C’est l’honneur et le danger de l’art de donner à une seconde l’apparence de l’éternité. Pour une heure « dionysiaque », telle que chaque soldat de vingt ans en a vécue, ne semblé-je pas exalter toute la guerre ?

Acceptant le principe de la guerre, je serais indigne à n’en pas accepter toutes les conséquences. Mais je serais indigne, aussi, a les embellir. Les entrailles des peuples aiment la guerre. Je ne collabore pas à cet amour.

Je tiens à dire ici que, tel qu’il est, isolé, ce poème est un mensonge. Il faudrait pour l’encadrer cent poèmes de protestation et de détresse. Cette réserve est essentielle.

Les bienfaits de la guerre existent.
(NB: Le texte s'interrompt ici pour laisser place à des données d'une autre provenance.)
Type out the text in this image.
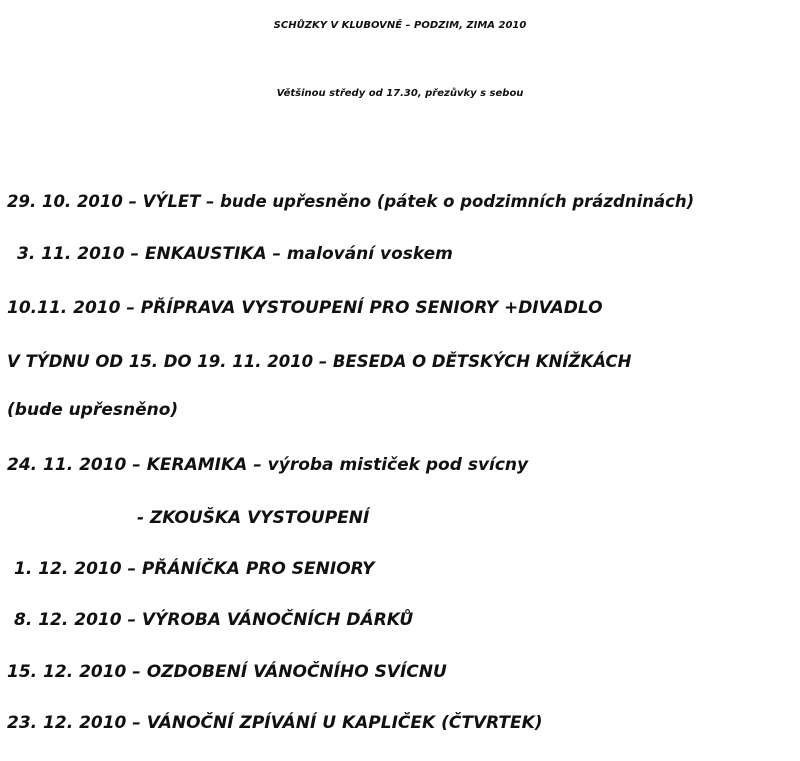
SCHŮZKY V KLUBOVNĚ – PODZIM, ZIMA 2010
Většinou středy od 17.30, přezůvky s sebou
29. 10. 2010 – VÝLET – bude upřesněno (pátek o podzimních prázdninách)
3. 11. 2010 – ENKAUSTIKA – malování voskem
10.11. 2010 – PŘÍPRAVA VYSTOUPENÍ PRO SENIORY +DIVADLO
V TÝDNU OD 15. DO 19. 11. 2010 – BESEDA O DĚTSKÝCH KNÍŽKÁCH
(bude upřesněno)
24. 11. 2010 – KERAMIKA – výroba mističek pod svícny
- ZKOUŠKA VYSTOUPENÍ
1. 12. 2010 – PŘÁNÍČKA PRO SENIORY
8. 12. 2010 – VÝROBA VÁNOČNÍCH DÁRKŮ
15. 12. 2010 – OZDOBENÍ VÁNOČNÍHO SVÍCNU
23. 12. 2010 – VÁNOČNÍ ZPÍVÁNÍ U KAPLIČEK (ČTVRTEK)
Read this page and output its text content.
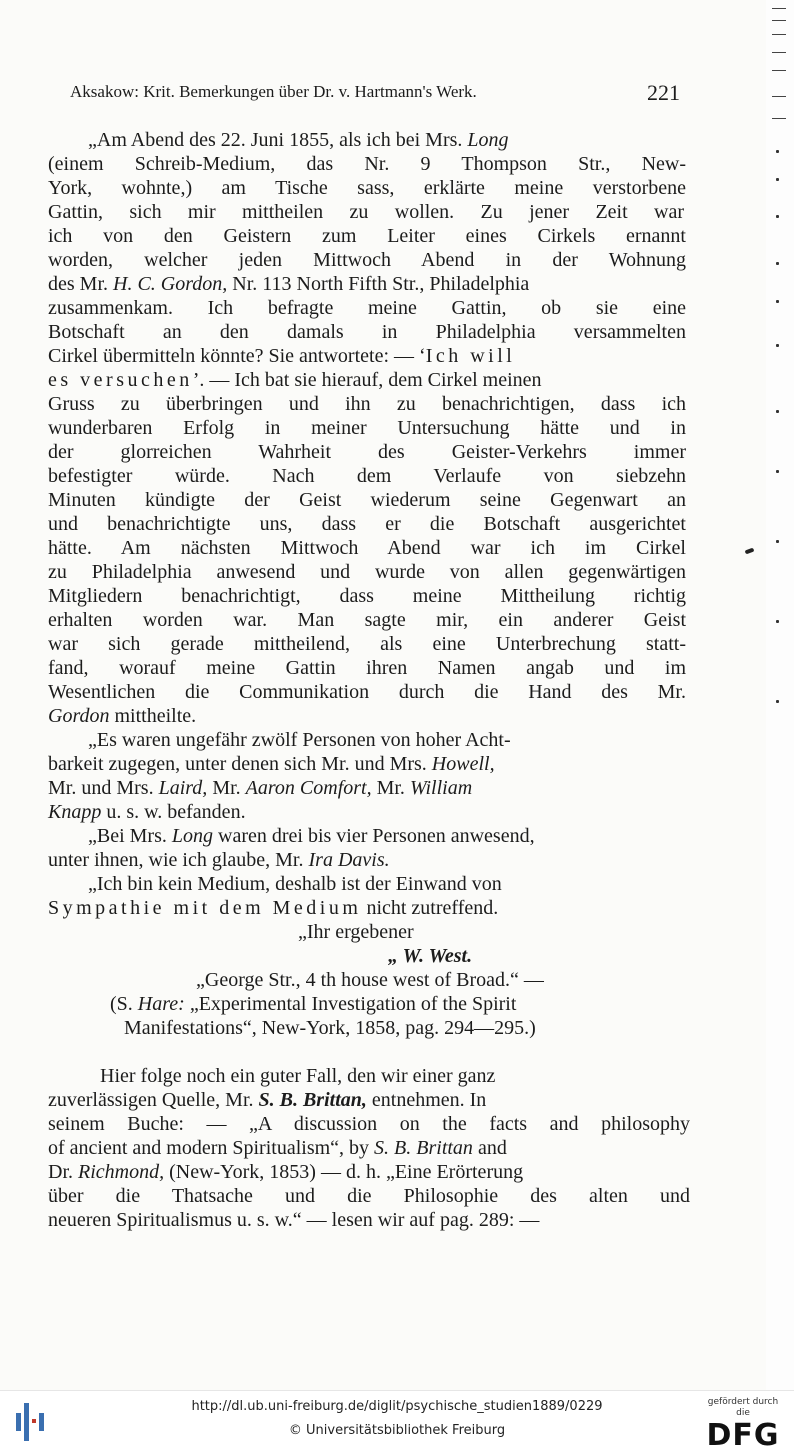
Aksakow: Krit. Bemerkungen über Dr. v. Hartmann's Werk.	221
„Am Abend des 22. Juni 1855, als ich bei Mrs. Long
(einem Schreib-Medium, das Nr. 9 Thompson Str., New-
York, wohnte,) am Tische sass, erklärte meine verstorbene
Gattin, sich mir mittheilen zu wollen. Zu jener Zeit war
ich von den Geistern zum Leiter eines Cirkels ernannt
worden, welcher jeden Mittwoch Abend in der Wohnung
des Mr. H. C. Gordon, Nr. 113 North Fifth Str., Philadelphia
zusammenkam. Ich befragte meine Gattin, ob sie eine
Botschaft an den damals in Philadelphia versammelten
Cirkel übermitteln könnte? Sie antwortete: — ‘Ich will
es versuchen’. — Ich bat sie hierauf, dem Cirkel meinen
Gruss zu überbringen und ihn zu benachrichtigen, dass ich
wunderbaren Erfolg in meiner Untersuchung hätte und in
der glorreichen Wahrheit des Geister-Verkehrs immer
befestigter würde. Nach dem Verlaufe von siebzehn
Minuten kündigte der Geist wiederum seine Gegenwart an
und benachrichtigte uns, dass er die Botschaft ausgerichtet
hätte. Am nächsten Mittwoch Abend war ich im Cirkel
zu Philadelphia anwesend und wurde von allen gegenwärtigen
Mitgliedern benachrichtigt, dass meine Mittheilung richtig
erhalten worden war. Man sagte mir, ein anderer Geist
war sich gerade mittheilend, als eine Unterbrechung statt-
fand, worauf meine Gattin ihren Namen angab und im
Wesentlichen die Communikation durch die Hand des Mr.
Gordon mittheilte.
„Es waren ungefähr zwölf Personen von hoher Acht-
barkeit zugegen, unter denen sich Mr. und Mrs. Howell,
Mr. und Mrs. Laird, Mr. Aaron Comfort, Mr. William
Knapp u. s. w. befanden.
„Bei Mrs. Long waren drei bis vier Personen anwesend,
unter ihnen, wie ich glaube, Mr. Ira Davis.
„Ich bin kein Medium, deshalb ist der Einwand von
Sympathie mit dem Medium nicht zutreffend.
„Ihr ergebener
„ W. West.
„George Str., 4 th house west of Broad.“ —
(S. Hare: „Experimental Investigation of the Spirit
Manifestations“, New-York, 1858, pag. 294—295.)
Hier folge noch ein guter Fall, den wir einer ganz
zuverlässigen Quelle, Mr. S. B. Brittan, entnehmen. In
seinem Buche: — „A discussion on the facts and philosophy
of ancient and modern Spiritualism“, by S. B. Brittan and
Dr. Richmond, (New-York, 1853) — d. h. „Eine Erörterung
über die Thatsache und die Philosophie des alten und
neueren Spiritualismus u. s. w.“ — lesen wir auf pag. 289: —
http://dl.ub.uni-freiburg.de/diglit/psychische_studien1889/0229
© Universitätsbibliothek Freiburg
gefördert durch die
DFG
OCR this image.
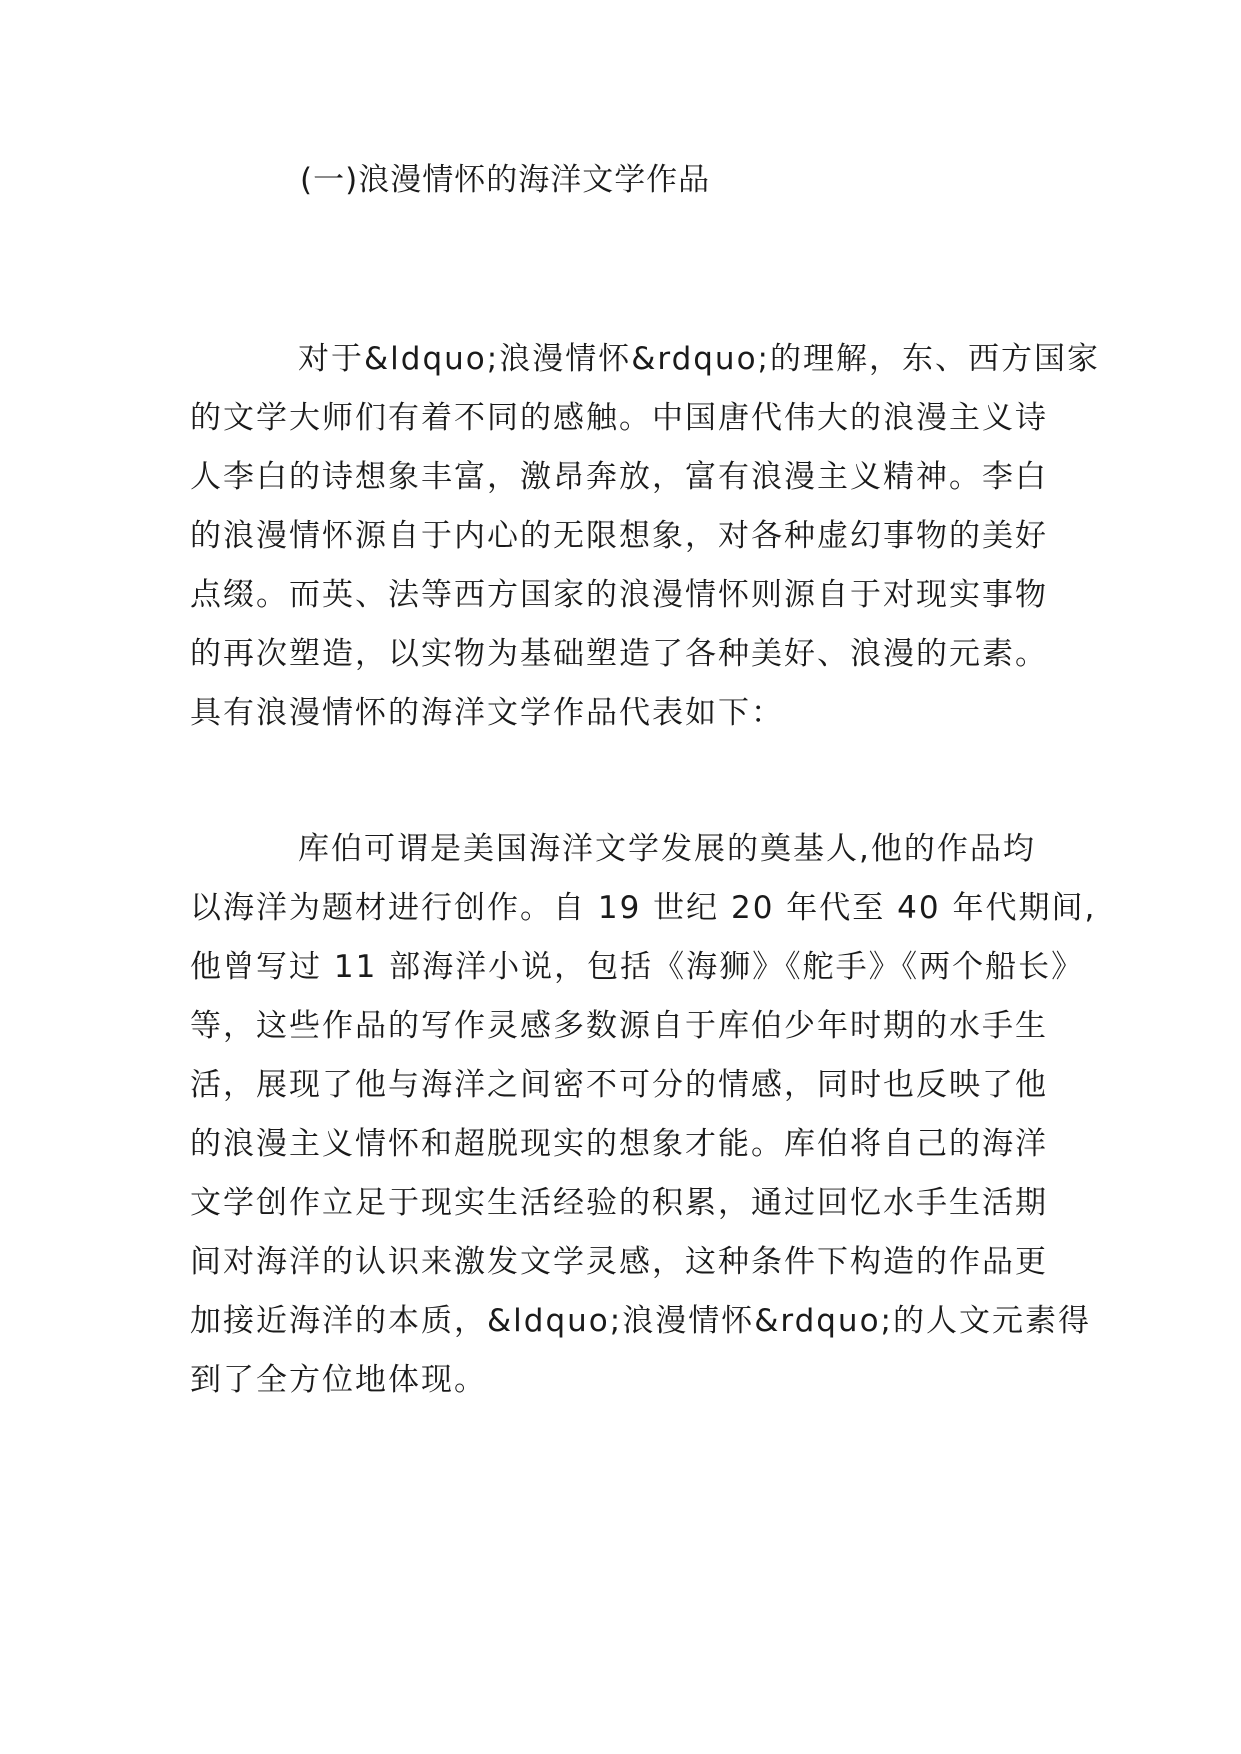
(一)浪漫情怀的海洋文学作品
对于&ldquo;浪漫情怀&rdquo;的理解，东、西方国家
的文学大师们有着不同的感触。中国唐代伟大的浪漫主义诗
人李白的诗想象丰富，激昂奔放，富有浪漫主义精神。李白
的浪漫情怀源自于内心的无限想象，对各种虚幻事物的美好
点缀。而英、法等西方国家的浪漫情怀则源自于对现实事物
的再次塑造，以实物为基础塑造了各种美好、浪漫的元素。
具有浪漫情怀的海洋文学作品代表如下：
库伯可谓是美国海洋文学发展的奠基人,他的作品均
以海洋为题材进行创作。自 19 世纪 20 年代至 40 年代期间,
他曾写过 11 部海洋小说，包括《海狮》《舵手》《两个船长》
等，这些作品的写作灵感多数源自于库伯少年时期的水手生
活，展现了他与海洋之间密不可分的情感，同时也反映了他
的浪漫主义情怀和超脱现实的想象才能。库伯将自己的海洋
文学创作立足于现实生活经验的积累，通过回忆水手生活期
间对海洋的认识来激发文学灵感，这种条件下构造的作品更
加接近海洋的本质，&ldquo;浪漫情怀&rdquo;的人文元素得
到了全方位地体现。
Je ne voudrais pas avoir écrit un livre qui portât ce titre.

M.


Ma vie ! Ma vie ! Comme elle est belle ! Comme j’aime ma vie !

J’aime la poussière sur mes bottes, la poussière sur la force de mes jambes. Je puis marcher dans de l’eau, plonger dans de la terre éboulée ! J’aime mes mains moites, pas propres. Ma canne, sur la poignée où je m’appuie, est salie par ma sueur mâle.

Que la sueur noire coule sur mes joues ! Je veux être un objet de répulsion pour les femmes.

Malédiction sur leur faiblesse ! Malédiction sur tous les faibles ! Malédiction sur les choses de l’âme ! Mon casque qui me serre et me brûle me fait moins mal autour des tempes que ne me faisait mal la pensée bête. (Cher casque, cache mon front, mon esprit.)